The first instructor hired, in September of 1941, was a thirty-one-year-old army private named John Aiso from Los Angeles, a prewar draftee working as an army truck mechanic. A graduate of Brown University and Harvard Law School, Aiso must have been the most overqualified mechanic in the service. He studied at Brown on a scholarship financed by the government of Japan, as did his roommate who became a translator for Emperor Hirohito in Tokyo. Aiso had practiced law in Los Angeles, and also in both Japan and Manchuria where he worked for the British American Tobacco Company. He was fluent in Japanese, which had turned out to be a rare talent among the Nisei. Aiso, who wanted to return to his law practice in Los Angeles, initially turned down the MIS offer made by General John Weckerling. He changed his mind when Weckerling stood up, came around his desk, put an arm on Private Aiso’s shoulder, and said, “John, your country needs you.”

“No American,” Aiso said later, “had ever told me America was my country.” He also recalled, vividly, that on December 8, 1941, when he and his colleagues were on a trolley going to his office at the Presidio, a hysterical woman waved her arms toward him and yelled to white men in the car, “There’s a Jap. Kill him! Kill him! What’s wrong with you men?”

The work of Aiso and Weckerling was little known until after the war.
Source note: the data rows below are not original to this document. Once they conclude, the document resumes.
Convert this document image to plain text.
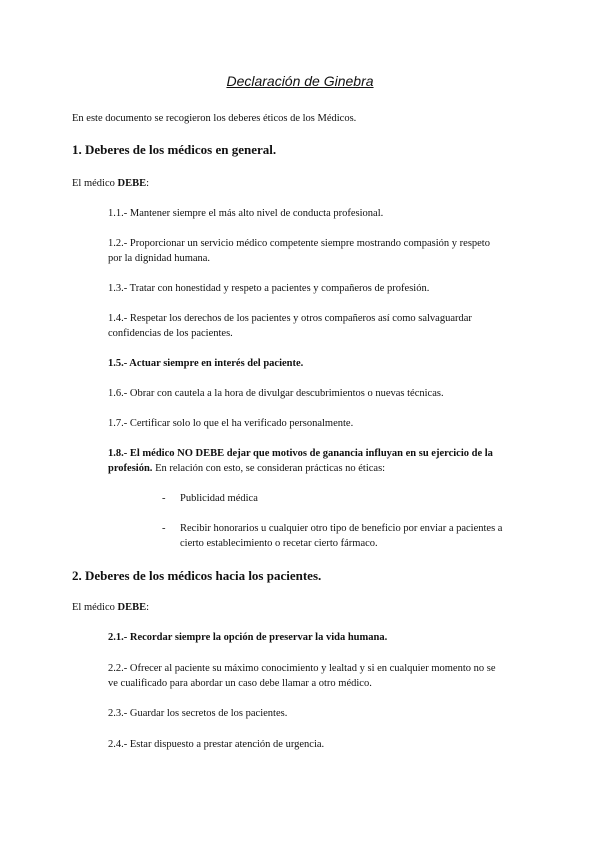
Declaración de Ginebra

En este documento se recogieron los deberes éticos de los Médicos.

1. Deberes de los médicos en general.

El médico DEBE:

1.1.- Mantener siempre el más alto nivel de conducta profesional.

1.2.- Proporcionar un servicio médico competente siempre mostrando compasión y respeto

por la dignidad humana.

1.3.- Tratar con honestidad y respeto a pacientes y compañeros de profesión.

1.4.- Respetar los derechos de los pacientes y otros compañeros así como salvaguardar

confidencias de los pacientes.

1.5.- Actuar siempre en interés del paciente.

1.6.- Obrar con cautela a la hora de divulgar descubrimientos o nuevas técnicas.

1.7.- Certificar solo lo que el ha verificado personalmente.

1.8.- El médico NO DEBE dejar que motivos de ganancia influyan en su ejercicio de la

profesión. En relación con esto, se consideran prácticas no éticas:

- Publicidad médica

- Recibir honorarios u cualquier otro tipo de beneficio por enviar a pacientes a

cierto establecimiento o recetar cierto fármaco.

2. Deberes de los médicos hacia los pacientes.

El médico DEBE:

2.1.- Recordar siempre la opción de preservar la vida humana.

2.2.- Ofrecer al paciente su máximo conocimiento y lealtad y si en cualquier momento no se

ve cualificado para abordar un caso debe llamar a otro médico.

2.3.- Guardar los secretos de los pacientes.

2.4.- Estar dispuesto a prestar atención de urgencia.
In the end, more than six thousand Japanese Americans secretly served in the Pacific—almost all with distinction and almost unbelievable bravery—as translators and interpreters attached to the British and Australian armies, as well as to U.S. Army units.

The secrecy surrounding the Military Intelligence Service was doubled for a few hundred translators and interpreters in the navy and Marine Corps, which were still essentially segregated services. MIS training originally began at the Presidio in San Francisco, but General DeWitt demanded they be moved out of California and the language school moved to Camp Savage and then Fort Snelling in Minnesota. People up there were different than the Californians. Minnesotans who lived near Camp Savage would wait outside the gates on Friday nights to invite the Nisei to their homes for dinner or the weekend.

When camp was over, though, their duty was among the most dangerous in the military. The linguists had to worry about friendly fire but also knew they would be executed as traitors if they were captured by Imperial Japanese soldiers. Nisei wearing American uniforms often were assigned white bodyguards in case American soldiers, trained to shoot first and ask questions later, mistook them for Japanese infiltrators wearing uniforms stripped from dead American soldiers. One of the Nisei, Sergeant Fred Tanaka, on a ship headed for the Solomon Islands, went from one white soldier to another saying, “Take a good look and remember me because I’m going in with you.”